Faculty of Business Administration
Visiting Scholar Seminar
Assortment and Pricing Optimization on (Constant) Focal Luce Model
Dr. Lianmin ZHANG
Shenzhen Research Institute of Big Data (SRIBD)
Date: 26 March 2021 (Friday)|
This paper investigates the assortment and pricing problems under the Focal Luce Model (FLM), which is a new choice model describing the phenomenon that consumers may focus on some alternatives more than others. Both the MNL model and the threshold Luce model can be seen as special case of FLM. With discussing the basic features of FLM, we show that the assortment problem can be solved in polynomial time in general, and a markup-order assortment is optimal under a mild condition. For the pricing optimization problem, the quasi-same-markup/same-attractiveness pricing policy is optimal, while there only exists one unique Nash equilibrium in most cases. Our numerical experiment mainly compares FLM with the MNL model and the threshold Luce model. The results indicate that FLM can outperform other two model except the ground-truth model.

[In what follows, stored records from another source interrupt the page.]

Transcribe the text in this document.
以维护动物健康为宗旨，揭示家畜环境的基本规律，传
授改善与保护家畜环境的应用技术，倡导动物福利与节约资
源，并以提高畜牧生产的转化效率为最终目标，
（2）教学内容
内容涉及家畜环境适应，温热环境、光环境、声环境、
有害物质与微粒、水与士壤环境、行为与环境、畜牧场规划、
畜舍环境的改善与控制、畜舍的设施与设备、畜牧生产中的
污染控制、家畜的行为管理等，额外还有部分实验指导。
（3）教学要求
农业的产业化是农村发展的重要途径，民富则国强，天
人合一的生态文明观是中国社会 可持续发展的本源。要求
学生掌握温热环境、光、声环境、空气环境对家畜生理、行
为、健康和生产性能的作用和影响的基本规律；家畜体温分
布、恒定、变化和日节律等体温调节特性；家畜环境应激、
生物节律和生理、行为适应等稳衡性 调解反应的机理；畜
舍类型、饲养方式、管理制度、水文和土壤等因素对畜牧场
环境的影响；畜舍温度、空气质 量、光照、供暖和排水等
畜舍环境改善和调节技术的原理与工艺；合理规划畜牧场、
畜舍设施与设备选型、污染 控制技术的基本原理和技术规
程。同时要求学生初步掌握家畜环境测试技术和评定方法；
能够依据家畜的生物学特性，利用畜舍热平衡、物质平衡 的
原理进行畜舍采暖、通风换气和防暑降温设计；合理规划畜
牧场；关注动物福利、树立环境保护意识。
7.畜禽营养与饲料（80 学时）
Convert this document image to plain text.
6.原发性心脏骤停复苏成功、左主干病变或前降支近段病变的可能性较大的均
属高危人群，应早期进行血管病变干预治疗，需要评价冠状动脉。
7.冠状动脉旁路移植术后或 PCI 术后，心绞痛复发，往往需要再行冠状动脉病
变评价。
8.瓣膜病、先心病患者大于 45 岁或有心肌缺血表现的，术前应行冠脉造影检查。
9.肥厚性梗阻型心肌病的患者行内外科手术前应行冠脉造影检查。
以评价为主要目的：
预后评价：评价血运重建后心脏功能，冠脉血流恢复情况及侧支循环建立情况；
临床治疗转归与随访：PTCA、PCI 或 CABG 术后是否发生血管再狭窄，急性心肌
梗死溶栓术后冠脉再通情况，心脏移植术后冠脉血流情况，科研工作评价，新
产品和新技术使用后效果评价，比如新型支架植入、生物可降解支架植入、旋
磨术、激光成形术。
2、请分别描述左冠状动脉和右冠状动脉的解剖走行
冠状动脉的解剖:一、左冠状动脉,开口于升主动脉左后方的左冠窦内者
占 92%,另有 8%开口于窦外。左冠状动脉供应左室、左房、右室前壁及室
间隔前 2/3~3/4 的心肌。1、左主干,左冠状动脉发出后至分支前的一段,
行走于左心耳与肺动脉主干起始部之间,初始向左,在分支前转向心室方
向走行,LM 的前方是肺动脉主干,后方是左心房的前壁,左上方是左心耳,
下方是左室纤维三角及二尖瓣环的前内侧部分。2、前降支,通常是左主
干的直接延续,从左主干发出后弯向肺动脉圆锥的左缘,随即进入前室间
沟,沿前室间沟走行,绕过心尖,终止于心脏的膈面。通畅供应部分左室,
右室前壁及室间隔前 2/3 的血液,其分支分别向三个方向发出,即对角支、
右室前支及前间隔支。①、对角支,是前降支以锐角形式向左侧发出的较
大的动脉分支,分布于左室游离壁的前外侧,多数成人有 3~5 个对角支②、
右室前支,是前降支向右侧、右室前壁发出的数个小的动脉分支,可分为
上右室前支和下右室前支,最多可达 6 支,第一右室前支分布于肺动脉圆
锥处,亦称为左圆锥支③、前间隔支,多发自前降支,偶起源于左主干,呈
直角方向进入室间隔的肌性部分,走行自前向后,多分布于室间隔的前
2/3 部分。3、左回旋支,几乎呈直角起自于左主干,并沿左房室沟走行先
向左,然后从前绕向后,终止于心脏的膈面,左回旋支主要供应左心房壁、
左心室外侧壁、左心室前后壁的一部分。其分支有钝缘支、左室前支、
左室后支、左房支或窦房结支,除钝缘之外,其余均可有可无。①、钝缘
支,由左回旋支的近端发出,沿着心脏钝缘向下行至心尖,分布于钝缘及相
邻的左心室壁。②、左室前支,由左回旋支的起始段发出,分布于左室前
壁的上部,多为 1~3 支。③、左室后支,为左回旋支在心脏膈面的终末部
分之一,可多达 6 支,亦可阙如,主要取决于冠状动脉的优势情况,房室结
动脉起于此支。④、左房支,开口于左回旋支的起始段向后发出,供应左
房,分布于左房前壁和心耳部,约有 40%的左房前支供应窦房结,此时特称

Lianmin Zhang is a Research Scientist at Shenzhen Research Institute of Big Data (SRIBD). Before joining SRIBD, he was an associate professor of the School of Management and Engineering at Nanjing University. He received his PhD in System Engineering and Engineering Management Science from The Chinese University of Hong Kong. His current research interests include supply chain management and operations research. He has published articles in Production and Operations Management, Decision Science, European Journal of Operations Research, and other journals. His current research interests include data driven optimization, robust optimization, assortment optimization, target-based risk management.